Il y a des cinéastes comme ça. Des éblouissements. Kleber Mendonça Filho en fait partie. Son second long-métrage confirme sa maestria après Les Bruits de Recife. Fortement remarqué à Cannes, son portrait de femme, résistante au monde, bouleverse. Et marque le retour d’une star, Sonia Braga.

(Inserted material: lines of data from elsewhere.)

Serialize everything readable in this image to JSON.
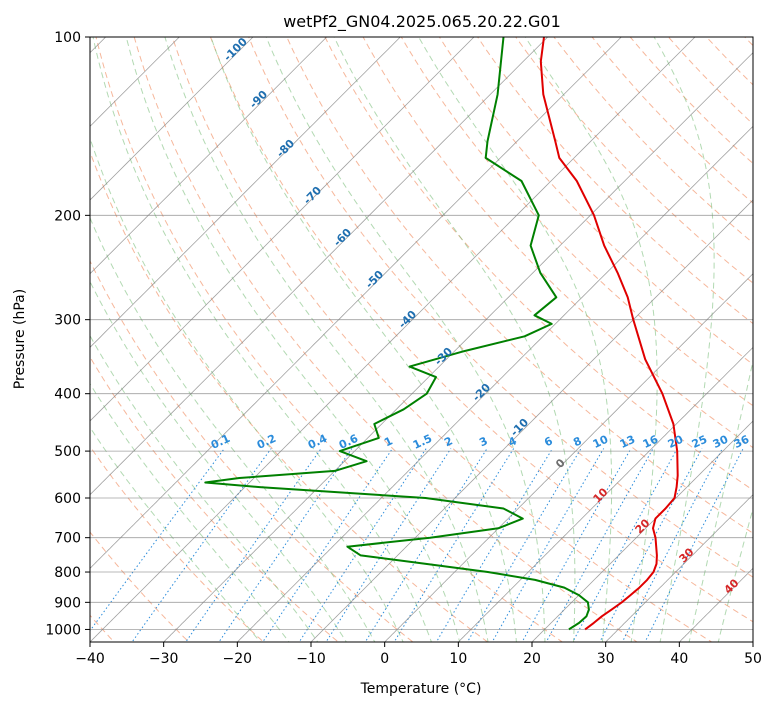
{
  "chart_data": {
    "type": "skew-t",
    "title": "wetPf2_GN04.2025.065.20.22.G01",
    "xlabel": "Temperature (°C)",
    "ylabel": "Pressure (hPa)",
    "xlim": [
      -40,
      50
    ],
    "ylim": [
      1050,
      100
    ],
    "y_scale": "log",
    "grid": true,
    "x_ticks": [
      -40,
      -30,
      -20,
      -10,
      0,
      10,
      20,
      30,
      40,
      50
    ],
    "y_ticks": [
      100,
      200,
      300,
      400,
      500,
      600,
      700,
      800,
      900,
      1000
    ],
    "dry_adiabat_labels": [
      "-100",
      "-90",
      "-80",
      "-70",
      "-60",
      "-50",
      "-40",
      "-30",
      "-20",
      "-10",
      "0",
      "10",
      "20",
      "30",
      "40"
    ],
    "mixing_ratio_labels": [
      "0.1",
      "0.2",
      "0.4",
      "0.6",
      "1",
      "1.5",
      "2",
      "3",
      "4",
      "6",
      "8",
      "10",
      "13",
      "16",
      "20",
      "25",
      "30",
      "36"
    ],
    "series": [
      {
        "color": "#e00000",
        "values": [
          {
            "p": 1000,
            "t": 25.5
          },
          {
            "p": 975,
            "t": 25.8
          },
          {
            "p": 950,
            "t": 26.0
          },
          {
            "p": 925,
            "t": 26.4
          },
          {
            "p": 900,
            "t": 26.8
          },
          {
            "p": 875,
            "t": 27.0
          },
          {
            "p": 850,
            "t": 27.2
          },
          {
            "p": 825,
            "t": 27.2
          },
          {
            "p": 800,
            "t": 27.0
          },
          {
            "p": 775,
            "t": 26.3
          },
          {
            "p": 750,
            "t": 25.2
          },
          {
            "p": 700,
            "t": 22.6
          },
          {
            "p": 675,
            "t": 21.0
          },
          {
            "p": 650,
            "t": 20.0
          },
          {
            "p": 625,
            "t": 20.0
          },
          {
            "p": 600,
            "t": 19.8
          },
          {
            "p": 575,
            "t": 18.6
          },
          {
            "p": 550,
            "t": 17.2
          },
          {
            "p": 500,
            "t": 13.8
          },
          {
            "p": 450,
            "t": 9.6
          },
          {
            "p": 400,
            "t": 4.0
          },
          {
            "p": 350,
            "t": -3.0
          },
          {
            "p": 300,
            "t": -10.0
          },
          {
            "p": 275,
            "t": -13.8
          },
          {
            "p": 250,
            "t": -18.5
          },
          {
            "p": 225,
            "t": -24.0
          },
          {
            "p": 200,
            "t": -29.5
          },
          {
            "p": 175,
            "t": -36.5
          },
          {
            "p": 160,
            "t": -42.0
          },
          {
            "p": 150,
            "t": -44.8
          },
          {
            "p": 125,
            "t": -52.8
          },
          {
            "p": 110,
            "t": -57.6
          },
          {
            "p": 100,
            "t": -60.5
          }
        ]
      },
      {
        "color": "#008000",
        "values": [
          {
            "p": 1000,
            "t": 23.3
          },
          {
            "p": 975,
            "t": 23.8
          },
          {
            "p": 950,
            "t": 23.9
          },
          {
            "p": 925,
            "t": 23.3
          },
          {
            "p": 900,
            "t": 22.2
          },
          {
            "p": 875,
            "t": 20.0
          },
          {
            "p": 850,
            "t": 17.0
          },
          {
            "p": 825,
            "t": 12.0
          },
          {
            "p": 800,
            "t": 4.5
          },
          {
            "p": 775,
            "t": -5.0
          },
          {
            "p": 750,
            "t": -15.0
          },
          {
            "p": 725,
            "t": -18.0
          },
          {
            "p": 700,
            "t": -8.0
          },
          {
            "p": 675,
            "t": 0.0
          },
          {
            "p": 650,
            "t": 2.0
          },
          {
            "p": 625,
            "t": -2.0
          },
          {
            "p": 600,
            "t": -14.0
          },
          {
            "p": 575,
            "t": -38.0
          },
          {
            "p": 565,
            "t": -46.0
          },
          {
            "p": 555,
            "t": -42.0
          },
          {
            "p": 540,
            "t": -30.0
          },
          {
            "p": 520,
            "t": -27.0
          },
          {
            "p": 500,
            "t": -32.0
          },
          {
            "p": 475,
            "t": -28.5
          },
          {
            "p": 450,
            "t": -31.0
          },
          {
            "p": 425,
            "t": -29.0
          },
          {
            "p": 400,
            "t": -28.0
          },
          {
            "p": 375,
            "t": -29.0
          },
          {
            "p": 360,
            "t": -34.0
          },
          {
            "p": 340,
            "t": -29.0
          },
          {
            "p": 320,
            "t": -22.5
          },
          {
            "p": 305,
            "t": -20.5
          },
          {
            "p": 295,
            "t": -24.0
          },
          {
            "p": 275,
            "t": -23.5
          },
          {
            "p": 250,
            "t": -29.0
          },
          {
            "p": 225,
            "t": -34.0
          },
          {
            "p": 200,
            "t": -37.0
          },
          {
            "p": 175,
            "t": -44.0
          },
          {
            "p": 160,
            "t": -52.0
          },
          {
            "p": 150,
            "t": -54.0
          },
          {
            "p": 125,
            "t": -59.0
          },
          {
            "p": 100,
            "t": -66.0
          }
        ]
      }
    ]
  }
}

Clara est une douce révolutionnaire. Une femme qui n’a peur de rien. Une épicurienne à la force tranquille. Elle a traversé des décennies et n’a rien perdu de son magnétisme. De sa beauté insolente. Malgré le cancer, la perte d’êtres aimés, le temps qui passe. Alors, quand le promoteur qui a récupéré tous les appartements de son immeuble déserté veut lui racheter son bercail pour y faire pousser un building de standing, elle refuse. Elle tient bon. Face à la machine immobilière, à la manipulation, à l’intimidation, à l’invasion. Avec la mémoire vive de sa propre vie. De son amour pour la musique, son pays, les siens.
Si ses œuvres précédentes étaient à personnages multiples et à entrées variables, de ses courts salués Eletrodoméstica et Recife Frio à son premier long Les Bruits de Recife, la construction de son nouveau récit se fait sur un caractère. Une femme. Dépositaire de la mémoire du Brésil, incarnée par une icône. Sonia Braga, étoile des années 1970, visage des amoureuses libertaires de Jorge Amado (Gabriela, Dona Flor & ses deux maris, Tieta do Agreste), installée aux États-Unis, redevient LA femme brésilienne, ici nordestine, à Recife, ville personnage récurrent de Mendonça Filho. À 65 ans, son charisme est intact et le film la transcende, avec ses chapitres déclinés autour de son corps.
Portant le nom même de l’édifice résistant en bord d’océan, Aquarius célèbre l’individu face au rouleau compresseur de la course marchande. Il devient l’instantané d’une nation minée par l’urbanisation agressive des mégapoles, par ses contradictions politiques, sociales, économiques, par son trop-plein de scandales et la destitution de sa première présidente. Éradiquer du vieux pour ériger du neuf, aseptisé, sécurisé. Avec sa mise en scène ample, puissante et élégante, au plus près du corps de son actrice, de ses yeux, de ses cheveux, du grain de sa peau, le cinéaste traite de l’organisme gangrené par l’autre, par la maladie, par les bestioles fatales, termites qui grignotent les murs au profit des rapaces. Mais la mémoire et l’affect plient sans rompre, et Clara reste le roseau le plus fort de la jungle.
Alliée de choix, la musique nourrit l’univers, comme autant de souvenirs de l’héroïne, ancienne critique musicale, nichés dans sa collection de vinyles, tubes et trésors brésiliens et anglophones, et oxygène bénéfique au climat anxiogène et à la menace. Une bande-son précise, qui use aussi des bruits ambiants, des froissements, et donne du relief à la sensualité profonde qui règne. La finesse et l’originalité de Mendonça Filho reposent sur le jaillissement de l’humain malgré tout. Sur sa force dans l’adversité. Sur l’universalité du combat. Aquarius est un acte de cinéma.